Here’s the assessment, with the percentage of 83 students who answered correctly (click to enlarge).

Comments:

- Questions 1, 3, 8, and 10 were at or just above the “random guess” percentage. Everyone screwed up the first question, flipping rise and run (answering -2). 3, 8, and 10, however, were answered correctly by students who received a C or higher.
- Question 11 makes me want to beat my head with a student whiteboard. Only 62% of the class knew what the slope of y=-10x + 7? Really? Some of the students who got it wrong then went on to accurately identify the slope from a table and pick the right equation in slope intercept form. It is to weep. But anyway, my guess is that 20% of the kids who got it wrong actually know it, leaving 20% who still aren’t sure. And that’s bad enough.
- Very proud am I of the results for question 13, since we hadn’t done anything like that in class. Apart from the “read carefully” hint, I gave no assistance. Of course, I didn’t include the midpoint for AM, which would have cut the success rate in half. But it still shows the students are thinking and not giving up.
- While the system of inequalities questions are barely at 50%, that’s a huge improvement over the semester final.
- The students had trouble with question 19. This suggests that many of them are still just plugging the values into the equation rather than reading the slope from the table, since the slope is a fraction—and at least a third of the class still can’t multiply fractions.
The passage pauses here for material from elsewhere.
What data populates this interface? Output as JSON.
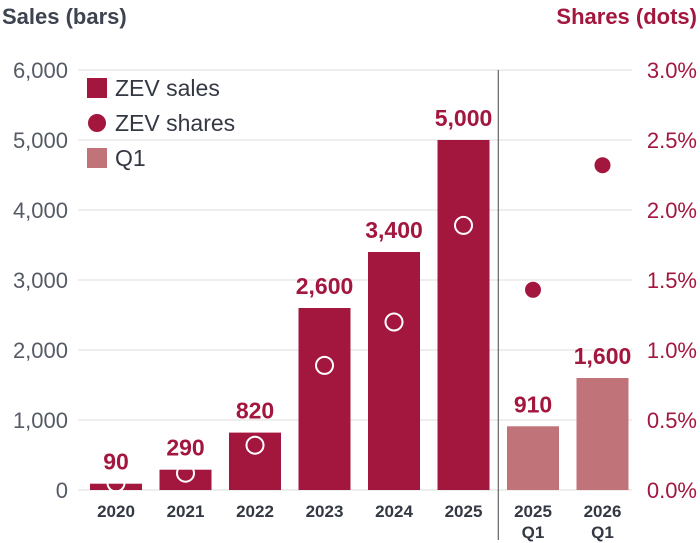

I curve my multiple choice questions on a 15 point scale, so 85 and up is an A, 70-84 a B, down to 40-54 a D. A student could pass with a D- by answering 8 questions; I think getting 40% of a test that would not (for those students) include any gimmees is worth a low passing grade. On that scale, the average score was 70%—and that’s a first. Every other assessment, including the two on linear equations last semester, had average scores in the D range.

Only two As and four Bs. Many students who usually nail Bs got Cs, while the students who usually failed also got Cs or solid Ds. This too makes me think I’m on the right track. It tells me that some of the B students are used to memorizing methods—and since I didn’t give them one clear-cut method, they had a bit of trouble. The D and F students, who couldn’t memorize or even really understand the methods, were really able to benefit from the instruction and had solid results. (For many students, I consider a passing grade of D a great achievement, and tell them so.)

Several of the B students who did poorly came up to talk to me about it, and that, too, was revealing. Most of them understood realized that this new approach was exposing a weakness on their part and, instead of complaining, talked about their difficulties and asked how they could improve.

We’re doing quadratics in the same way—just spent three days learning how to create table values from descriptions. For some reason, the only quadratic word equations I can think of involve geometry—but then, most of my kids need four or five seconds to remember the formula for a triangle, so the review is win-win.